Fortnight ago it was learned that the plane had belonged originally to two German aviators, that the unknown aviator was one Lauro de Bosis, Italian esthete, whose mother, the former Lillian Vernon of Syracuse, N. Y., was arrested in Rome last year as an anti-Fascist propagandist. Last week, hope for Aviator de Bosis gone, a curious document appeared in Paris. Written by young de Bosis in the expectation that he would be shot down over Italy, it was entitled: THE STORY OF MY DEATH. Excerpts:

"Tomorrow at three o'clock in a meadow on the Cote d'Azur I have an appointment with Pegasus. Pegasus is the name of my airplane. It has a russet body and white wings. . . . Sometimes drunk with petrol it leaps through the air like its brother of old, but in the night it can glide at will like a phantom. . . .

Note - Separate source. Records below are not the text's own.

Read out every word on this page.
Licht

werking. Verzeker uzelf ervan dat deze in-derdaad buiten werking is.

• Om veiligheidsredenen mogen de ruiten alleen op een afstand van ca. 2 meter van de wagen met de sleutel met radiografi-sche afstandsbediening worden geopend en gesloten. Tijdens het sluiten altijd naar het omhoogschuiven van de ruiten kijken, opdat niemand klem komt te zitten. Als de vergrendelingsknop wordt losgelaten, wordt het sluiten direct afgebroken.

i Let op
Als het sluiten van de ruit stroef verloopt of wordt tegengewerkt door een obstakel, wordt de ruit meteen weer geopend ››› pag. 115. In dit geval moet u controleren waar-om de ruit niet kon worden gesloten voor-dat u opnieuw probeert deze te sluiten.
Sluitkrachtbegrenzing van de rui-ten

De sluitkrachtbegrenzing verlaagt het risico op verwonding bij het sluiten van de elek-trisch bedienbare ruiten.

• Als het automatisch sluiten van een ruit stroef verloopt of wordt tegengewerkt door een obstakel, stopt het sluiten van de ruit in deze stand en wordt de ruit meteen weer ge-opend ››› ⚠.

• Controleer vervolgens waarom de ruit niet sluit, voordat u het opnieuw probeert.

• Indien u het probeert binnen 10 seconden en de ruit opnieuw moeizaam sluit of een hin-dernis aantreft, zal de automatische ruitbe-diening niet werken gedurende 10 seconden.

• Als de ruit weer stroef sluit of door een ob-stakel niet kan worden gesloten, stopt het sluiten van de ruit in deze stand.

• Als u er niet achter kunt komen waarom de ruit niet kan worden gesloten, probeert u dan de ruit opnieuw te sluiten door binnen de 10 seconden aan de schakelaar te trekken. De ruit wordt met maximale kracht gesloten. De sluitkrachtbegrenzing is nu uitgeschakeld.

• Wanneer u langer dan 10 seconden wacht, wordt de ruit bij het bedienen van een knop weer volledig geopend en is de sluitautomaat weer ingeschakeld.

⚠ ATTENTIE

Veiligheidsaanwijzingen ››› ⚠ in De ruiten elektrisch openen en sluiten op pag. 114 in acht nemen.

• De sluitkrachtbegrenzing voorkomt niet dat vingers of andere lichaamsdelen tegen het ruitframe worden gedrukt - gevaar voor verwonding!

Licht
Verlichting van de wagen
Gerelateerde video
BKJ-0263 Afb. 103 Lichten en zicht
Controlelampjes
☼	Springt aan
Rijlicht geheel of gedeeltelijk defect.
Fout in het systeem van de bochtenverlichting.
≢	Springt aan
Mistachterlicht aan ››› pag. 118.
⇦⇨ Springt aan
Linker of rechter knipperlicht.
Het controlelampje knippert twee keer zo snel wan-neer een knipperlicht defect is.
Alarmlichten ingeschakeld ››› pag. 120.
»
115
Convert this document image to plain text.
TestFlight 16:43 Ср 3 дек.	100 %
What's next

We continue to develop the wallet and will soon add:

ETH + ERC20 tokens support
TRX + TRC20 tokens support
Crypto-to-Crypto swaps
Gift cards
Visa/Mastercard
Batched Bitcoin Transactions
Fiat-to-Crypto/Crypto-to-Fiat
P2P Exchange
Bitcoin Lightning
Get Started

"Every regime in the world, even the Turkish and Afghan, allows its subjects a modicum of liberty. Fascism alone, in self defense, is obliged to annihilate all thought. . . .

"The sky of Rome has never been violated by anti-Fascist planes. I shall be the first, I said to myself. . . . My death, however undesired by me personally who have so many things to do, could but add to the success of my flight. All danger lies in my return flight. I shall not die before I have delivered my 400,000 leaflets and then they will be all the better recommended.

"My plane only flies 150 kilometers an hour, whereas those of Mussolini can do 300. There are 900 of them and they all have orders to identify any suspicious plane and if necessary bring it down by machine gun fire. If Balbo [Italian air minister] has done his duty* they are there waiting for me. I shall be worth more dead than alive."

* From Rome it was announced last week that dutiful Air Minister Italo Balbo will personally lead a squadron of 24 planes from Italy to New York (via the Azores) during the second week in November.